The festival had kicked-off inauspiciously Thursday night with a truncated, opening night club offering. I started my evening with the Bill Ramsay/Ron Eschete Quintet's bluesy swinging at the Public House. Leaving the packed pub after one set and walking down Water Street to the Water Street Brewing Company's high-ceilinged bar, I caught a set by the Dawn Clement Trio with Laura Welland. Clement and her rhythm team of bassist Doug Miller and drummer John Bishop were an intuitive combo that swung relentlessly. Welland's stiff body language onstage mirrored her uninspired vocals. She felt emotionally blocked despite her technique and the band's prodding.

Friday night's main stage performance by the Buster Williams Quartet, Something More, was a hit and miss affair too. Drummer Lenny White is fusion-bred pounder and his percussive bombast was matched by pianist Patrice Rushen's keyboard bashing. Young tenor saxophonist Casey Benjamin got most of the solo space, and his Coltrane-inspired modal runs were full of rote sound and fury signifying nothing...which left Williams' deep, majestic rumblings buried in the maelstrom of his too-similar original tunes.

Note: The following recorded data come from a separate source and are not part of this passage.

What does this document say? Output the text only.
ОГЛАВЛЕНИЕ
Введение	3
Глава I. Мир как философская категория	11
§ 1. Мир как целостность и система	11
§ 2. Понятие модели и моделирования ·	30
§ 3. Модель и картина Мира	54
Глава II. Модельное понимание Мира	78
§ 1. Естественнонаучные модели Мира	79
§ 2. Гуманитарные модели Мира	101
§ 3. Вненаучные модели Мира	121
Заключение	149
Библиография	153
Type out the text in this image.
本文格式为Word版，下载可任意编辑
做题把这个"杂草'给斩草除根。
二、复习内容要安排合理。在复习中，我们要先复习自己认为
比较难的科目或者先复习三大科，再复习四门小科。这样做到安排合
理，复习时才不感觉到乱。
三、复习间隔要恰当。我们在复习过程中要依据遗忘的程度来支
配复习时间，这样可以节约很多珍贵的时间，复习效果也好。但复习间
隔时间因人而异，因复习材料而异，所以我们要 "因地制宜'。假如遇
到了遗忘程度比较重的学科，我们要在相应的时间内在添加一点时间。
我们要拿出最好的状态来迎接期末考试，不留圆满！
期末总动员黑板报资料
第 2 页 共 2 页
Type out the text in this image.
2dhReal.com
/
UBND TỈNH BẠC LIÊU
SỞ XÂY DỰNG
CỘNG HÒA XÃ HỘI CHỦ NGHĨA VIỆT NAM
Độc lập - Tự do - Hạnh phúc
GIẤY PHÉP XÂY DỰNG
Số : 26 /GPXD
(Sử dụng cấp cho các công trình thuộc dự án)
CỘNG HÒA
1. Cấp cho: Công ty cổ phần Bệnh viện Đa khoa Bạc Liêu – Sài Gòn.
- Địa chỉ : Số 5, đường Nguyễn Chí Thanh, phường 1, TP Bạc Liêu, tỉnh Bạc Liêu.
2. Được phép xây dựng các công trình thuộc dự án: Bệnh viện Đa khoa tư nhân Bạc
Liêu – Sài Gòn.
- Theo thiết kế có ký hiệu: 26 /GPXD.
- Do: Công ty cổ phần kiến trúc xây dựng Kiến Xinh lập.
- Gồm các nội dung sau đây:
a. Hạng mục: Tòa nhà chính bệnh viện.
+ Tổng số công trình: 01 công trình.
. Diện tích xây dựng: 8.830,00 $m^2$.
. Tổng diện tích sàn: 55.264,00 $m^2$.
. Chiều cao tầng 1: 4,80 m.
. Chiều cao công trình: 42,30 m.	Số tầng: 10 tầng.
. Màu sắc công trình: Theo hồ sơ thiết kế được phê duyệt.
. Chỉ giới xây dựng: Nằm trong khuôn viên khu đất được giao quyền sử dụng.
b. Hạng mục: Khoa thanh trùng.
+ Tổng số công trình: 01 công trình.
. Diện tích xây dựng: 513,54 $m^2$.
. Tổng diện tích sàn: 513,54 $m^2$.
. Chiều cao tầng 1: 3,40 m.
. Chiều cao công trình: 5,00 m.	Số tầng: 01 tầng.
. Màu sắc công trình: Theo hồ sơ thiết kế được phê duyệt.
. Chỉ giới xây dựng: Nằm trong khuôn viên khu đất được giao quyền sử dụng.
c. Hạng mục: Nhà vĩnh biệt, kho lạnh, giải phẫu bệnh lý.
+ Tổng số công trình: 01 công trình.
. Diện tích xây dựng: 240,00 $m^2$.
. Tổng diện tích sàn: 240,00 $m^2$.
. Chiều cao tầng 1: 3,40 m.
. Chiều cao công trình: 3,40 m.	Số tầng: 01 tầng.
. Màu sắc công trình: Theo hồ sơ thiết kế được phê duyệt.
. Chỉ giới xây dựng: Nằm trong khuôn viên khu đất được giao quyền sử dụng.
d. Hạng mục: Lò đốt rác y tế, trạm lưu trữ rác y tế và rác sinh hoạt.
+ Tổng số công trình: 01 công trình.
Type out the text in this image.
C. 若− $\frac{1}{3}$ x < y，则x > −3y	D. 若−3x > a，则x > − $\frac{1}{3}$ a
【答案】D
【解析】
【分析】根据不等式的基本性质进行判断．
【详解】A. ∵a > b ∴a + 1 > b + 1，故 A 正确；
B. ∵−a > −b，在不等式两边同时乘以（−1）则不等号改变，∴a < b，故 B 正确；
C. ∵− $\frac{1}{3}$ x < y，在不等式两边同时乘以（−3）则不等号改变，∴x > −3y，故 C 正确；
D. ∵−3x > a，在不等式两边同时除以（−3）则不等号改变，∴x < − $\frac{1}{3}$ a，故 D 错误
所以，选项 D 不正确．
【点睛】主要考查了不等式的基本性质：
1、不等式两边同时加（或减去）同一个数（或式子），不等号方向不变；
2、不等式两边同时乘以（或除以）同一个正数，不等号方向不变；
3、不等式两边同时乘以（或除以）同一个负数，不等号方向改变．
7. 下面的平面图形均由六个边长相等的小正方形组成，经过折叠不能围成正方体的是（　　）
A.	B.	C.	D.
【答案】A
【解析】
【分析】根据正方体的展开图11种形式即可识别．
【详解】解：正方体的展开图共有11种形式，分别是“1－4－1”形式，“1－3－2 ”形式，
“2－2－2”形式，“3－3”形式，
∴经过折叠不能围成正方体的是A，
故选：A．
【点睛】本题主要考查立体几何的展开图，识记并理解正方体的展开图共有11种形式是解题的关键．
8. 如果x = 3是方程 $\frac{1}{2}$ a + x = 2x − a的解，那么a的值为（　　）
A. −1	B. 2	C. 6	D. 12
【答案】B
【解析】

Ingrid Jensen/Bob Florence Quartet were much more interesting at the club date later Friday night at Khu Larb Thai Restaurant. Jensen's sensuous-but-tough trumpet and flugelhorn abstractions were a perfect sweet-and-sour marriage to Florence's weird, angular keyboard musings, and the restaurant's spicy prawn entrée was as scrumptious as the fiery jazz.

At Water Street Brewing Company Friday night, Miller and Bishop were joined by New Stories band mate Marc Seales. Their seamless rhythms provided a shifting, tightrope for veteran trombonist Jiggs Whigham and trumpeter Bobby Shew. Shew's brilliant conceptions and chops remain one of jazz music's most underrated gifts. Every note is so thoughtful, well placed, and juicy.

Saturday afternoon's main stage highlight was the music of New York-base Brazilians, Luciana Souza and Romero Lubambo. Veteran Canadian trombonist Ian McDougall's Sextet with special guest Campbell Ryga opened the afternoon with a polished, tightly arranged set featuring McDougall's buttery tone and Ryga and tenor saxophonist Ross Taggart's succinct solos, but Souza and Lubambo took it to another level.

Lubambo's exquisitely fluid guitar provided orchestral frameworks for the riveting, charismatic Souza's Portugese flights of vocal magic. An underpinning of percolating Brazilian rhythms bubbled below the singer's inspired readings, and when she backed herself on a tiny thumb piano while uncorking a gorgeous English language reading of Pablo Neruda's "Sonnet 49" she garnered a well-earned standing ovation.

The Festival All Star Big Band under Bob Florence's direction wrapped-up Saturday afternoon's offerings. Stocked with veteran clinicians and driven relentlessly by drummer Gary Hobbs, the band navigated Florence's tricky charts with good humor. Ingrid Jensen provided some standout solos and the musicians managed to make all that black ink swing.

Bill Ramsay organized a classy, little big band to back Ernestine Anderson's main stage performance Saturday night.

Opening the evening for the Phil Woods/Bud Shank Quintet's festival-closing fireworks, Anderson followed her blues muse through a set of reinvented standards, culminating with her dramatic reading of "Never Make Your Move Too Soon". Then Bud went off, and we'll all have to wait and see how Jazz Port Townsend shakes down next year. The organizers said that they wanted change. It's going to be interesting to see what changes a new artistic director brings to a festival noted for its tight-knit, familial atmosphere. For over two decades it's been an oasis of mainstream jazz. Let's hope that doesn't change.